Charles Abbott owned 102 acres of farmland in the Beadling
area, which, well before the turn of 20th century, was known primarily as a coal mining town. The people in the picture are unidentified, but may very well have lived near the Abbott family.

On September 27, 1856, Charles petitioned for citizenship at the U.S. District Court of the United States, in the Western District of Pennsylvania. Renouncing his allegiance to the Grand Duke of Saxe-Weimar, he signed his name as Charles Augustus Abicht. The signature below comes from that document

Charles and Magdalena, both members of MLUP Church, had 13 children: Wilhelmina (“Meenie”), Louise, Henry H. (died age 29), Caroline, Rosann, Sophia, Louis, Alexander, John, William, Charles F. (died age 32), James H., and Lawrence Boyd (Lawrence is supposedly buried here, but there is no marker). When Charles died, he left the Fryer farm property to Lawrence Boyd, Alexander and John; James H. received 37 acres of the home farm.

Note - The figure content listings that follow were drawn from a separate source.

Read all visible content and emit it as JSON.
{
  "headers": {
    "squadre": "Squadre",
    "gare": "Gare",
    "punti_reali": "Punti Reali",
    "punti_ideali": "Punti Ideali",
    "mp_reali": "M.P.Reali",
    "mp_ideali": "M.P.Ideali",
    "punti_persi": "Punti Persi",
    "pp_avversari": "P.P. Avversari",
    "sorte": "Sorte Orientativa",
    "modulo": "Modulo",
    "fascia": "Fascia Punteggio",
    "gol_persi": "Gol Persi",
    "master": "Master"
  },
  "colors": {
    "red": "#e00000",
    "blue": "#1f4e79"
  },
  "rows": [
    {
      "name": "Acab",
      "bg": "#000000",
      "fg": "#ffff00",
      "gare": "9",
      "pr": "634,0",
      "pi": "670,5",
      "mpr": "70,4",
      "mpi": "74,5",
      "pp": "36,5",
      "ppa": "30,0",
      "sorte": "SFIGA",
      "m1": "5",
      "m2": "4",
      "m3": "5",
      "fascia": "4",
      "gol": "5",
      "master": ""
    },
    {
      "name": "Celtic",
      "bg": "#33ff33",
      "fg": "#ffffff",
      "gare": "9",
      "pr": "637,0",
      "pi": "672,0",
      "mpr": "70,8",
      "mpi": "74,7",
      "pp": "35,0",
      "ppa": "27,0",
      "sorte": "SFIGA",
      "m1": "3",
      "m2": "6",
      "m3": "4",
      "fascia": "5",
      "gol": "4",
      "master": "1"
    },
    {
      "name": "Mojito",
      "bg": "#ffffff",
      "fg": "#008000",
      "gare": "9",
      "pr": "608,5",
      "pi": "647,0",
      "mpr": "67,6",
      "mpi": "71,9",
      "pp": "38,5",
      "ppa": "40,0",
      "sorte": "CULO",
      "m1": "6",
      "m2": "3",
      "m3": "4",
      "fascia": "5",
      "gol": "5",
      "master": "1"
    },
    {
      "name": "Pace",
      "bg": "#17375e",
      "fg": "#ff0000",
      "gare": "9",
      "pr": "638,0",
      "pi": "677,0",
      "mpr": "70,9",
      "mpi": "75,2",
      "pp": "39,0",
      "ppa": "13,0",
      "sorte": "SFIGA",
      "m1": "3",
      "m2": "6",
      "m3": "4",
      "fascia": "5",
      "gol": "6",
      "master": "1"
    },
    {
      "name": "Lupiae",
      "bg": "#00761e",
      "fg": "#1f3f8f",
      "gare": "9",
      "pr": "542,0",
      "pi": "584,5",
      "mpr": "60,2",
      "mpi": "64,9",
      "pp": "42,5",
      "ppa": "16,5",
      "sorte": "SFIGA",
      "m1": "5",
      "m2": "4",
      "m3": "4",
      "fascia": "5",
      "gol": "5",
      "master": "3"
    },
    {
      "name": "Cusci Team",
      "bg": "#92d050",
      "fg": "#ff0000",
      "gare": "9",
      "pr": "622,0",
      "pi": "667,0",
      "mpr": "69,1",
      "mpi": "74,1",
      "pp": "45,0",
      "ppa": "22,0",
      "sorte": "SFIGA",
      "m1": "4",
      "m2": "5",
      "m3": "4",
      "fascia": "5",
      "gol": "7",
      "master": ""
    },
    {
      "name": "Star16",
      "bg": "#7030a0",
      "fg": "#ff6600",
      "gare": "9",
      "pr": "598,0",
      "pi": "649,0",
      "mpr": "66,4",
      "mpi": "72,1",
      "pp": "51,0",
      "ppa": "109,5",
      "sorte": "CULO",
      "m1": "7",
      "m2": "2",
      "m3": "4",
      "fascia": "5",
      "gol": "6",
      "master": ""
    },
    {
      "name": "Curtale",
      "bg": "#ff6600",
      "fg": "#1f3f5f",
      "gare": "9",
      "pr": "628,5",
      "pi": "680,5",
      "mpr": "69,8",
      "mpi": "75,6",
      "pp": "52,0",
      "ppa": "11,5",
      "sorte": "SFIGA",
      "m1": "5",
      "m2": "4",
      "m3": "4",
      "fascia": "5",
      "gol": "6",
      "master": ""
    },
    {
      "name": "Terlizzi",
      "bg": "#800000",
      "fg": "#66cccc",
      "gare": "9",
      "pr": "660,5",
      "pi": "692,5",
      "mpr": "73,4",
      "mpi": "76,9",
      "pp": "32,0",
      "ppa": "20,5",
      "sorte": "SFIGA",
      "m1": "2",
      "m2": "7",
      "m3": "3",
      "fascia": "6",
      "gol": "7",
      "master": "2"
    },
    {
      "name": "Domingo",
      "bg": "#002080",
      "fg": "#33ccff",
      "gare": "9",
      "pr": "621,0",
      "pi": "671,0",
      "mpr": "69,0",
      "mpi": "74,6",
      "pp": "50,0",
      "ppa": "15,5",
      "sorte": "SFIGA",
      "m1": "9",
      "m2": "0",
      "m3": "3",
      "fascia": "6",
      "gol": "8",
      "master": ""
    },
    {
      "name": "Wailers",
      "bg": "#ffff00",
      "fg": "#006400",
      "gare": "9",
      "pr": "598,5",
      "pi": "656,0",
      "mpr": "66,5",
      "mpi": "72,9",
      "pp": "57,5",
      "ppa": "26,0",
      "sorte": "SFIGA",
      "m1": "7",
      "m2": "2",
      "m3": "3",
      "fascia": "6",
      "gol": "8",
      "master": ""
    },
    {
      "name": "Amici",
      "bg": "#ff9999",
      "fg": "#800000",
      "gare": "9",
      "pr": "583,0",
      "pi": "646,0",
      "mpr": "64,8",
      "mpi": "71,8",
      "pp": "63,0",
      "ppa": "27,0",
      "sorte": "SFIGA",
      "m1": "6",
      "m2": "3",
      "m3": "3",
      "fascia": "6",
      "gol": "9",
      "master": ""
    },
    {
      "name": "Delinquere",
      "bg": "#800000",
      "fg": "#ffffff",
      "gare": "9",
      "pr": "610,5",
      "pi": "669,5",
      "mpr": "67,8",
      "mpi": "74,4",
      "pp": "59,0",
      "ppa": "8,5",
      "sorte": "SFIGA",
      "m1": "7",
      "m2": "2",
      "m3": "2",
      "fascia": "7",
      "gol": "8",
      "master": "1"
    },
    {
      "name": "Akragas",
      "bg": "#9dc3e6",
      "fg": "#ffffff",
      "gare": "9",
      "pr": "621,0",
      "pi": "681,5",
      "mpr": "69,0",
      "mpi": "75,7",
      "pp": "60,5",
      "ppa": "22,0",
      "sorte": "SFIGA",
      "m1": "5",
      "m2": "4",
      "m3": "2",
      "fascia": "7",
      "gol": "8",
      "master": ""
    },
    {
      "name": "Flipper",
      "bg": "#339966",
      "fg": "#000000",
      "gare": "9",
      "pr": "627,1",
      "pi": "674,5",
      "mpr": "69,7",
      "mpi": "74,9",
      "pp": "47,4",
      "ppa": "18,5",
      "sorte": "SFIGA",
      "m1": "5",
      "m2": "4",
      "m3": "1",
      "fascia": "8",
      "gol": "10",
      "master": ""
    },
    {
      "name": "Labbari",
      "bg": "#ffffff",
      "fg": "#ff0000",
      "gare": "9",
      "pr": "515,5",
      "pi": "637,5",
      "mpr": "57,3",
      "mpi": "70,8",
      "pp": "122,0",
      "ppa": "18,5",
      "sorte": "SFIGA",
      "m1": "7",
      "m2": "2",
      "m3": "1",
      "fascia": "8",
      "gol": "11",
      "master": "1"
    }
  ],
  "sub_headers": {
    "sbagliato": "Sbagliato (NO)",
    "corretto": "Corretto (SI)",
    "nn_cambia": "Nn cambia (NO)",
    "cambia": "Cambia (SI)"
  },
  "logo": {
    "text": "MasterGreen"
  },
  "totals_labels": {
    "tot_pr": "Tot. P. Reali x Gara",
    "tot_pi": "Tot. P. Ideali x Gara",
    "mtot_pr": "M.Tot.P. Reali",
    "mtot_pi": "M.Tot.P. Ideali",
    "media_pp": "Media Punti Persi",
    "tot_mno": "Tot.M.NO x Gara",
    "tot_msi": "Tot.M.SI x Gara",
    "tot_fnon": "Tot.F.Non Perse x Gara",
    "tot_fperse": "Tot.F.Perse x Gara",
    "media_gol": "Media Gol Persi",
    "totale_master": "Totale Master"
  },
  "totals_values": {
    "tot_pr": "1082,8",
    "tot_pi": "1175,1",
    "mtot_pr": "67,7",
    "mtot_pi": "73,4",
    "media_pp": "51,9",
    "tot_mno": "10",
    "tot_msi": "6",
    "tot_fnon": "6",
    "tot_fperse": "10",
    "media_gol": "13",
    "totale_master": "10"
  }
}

It is interesting to note that Charles used his German first name of “Carl” but his anglicized last name of Abbott on his grave marker and on his will.

According to the Abbott family, Wilhelmina “went west in a wagon train” when she married Jacob Bolinger in 1867 and they moved to Cheney, Kansas. Wilhelmina died there in 1913.

The badly worn grave of Carolina Abbott, who died at age 6, may be the daughter of August and Caroline Abbott, who in the 1860 census were listed as having a year old daughter. August was Charles Abbott’s brother.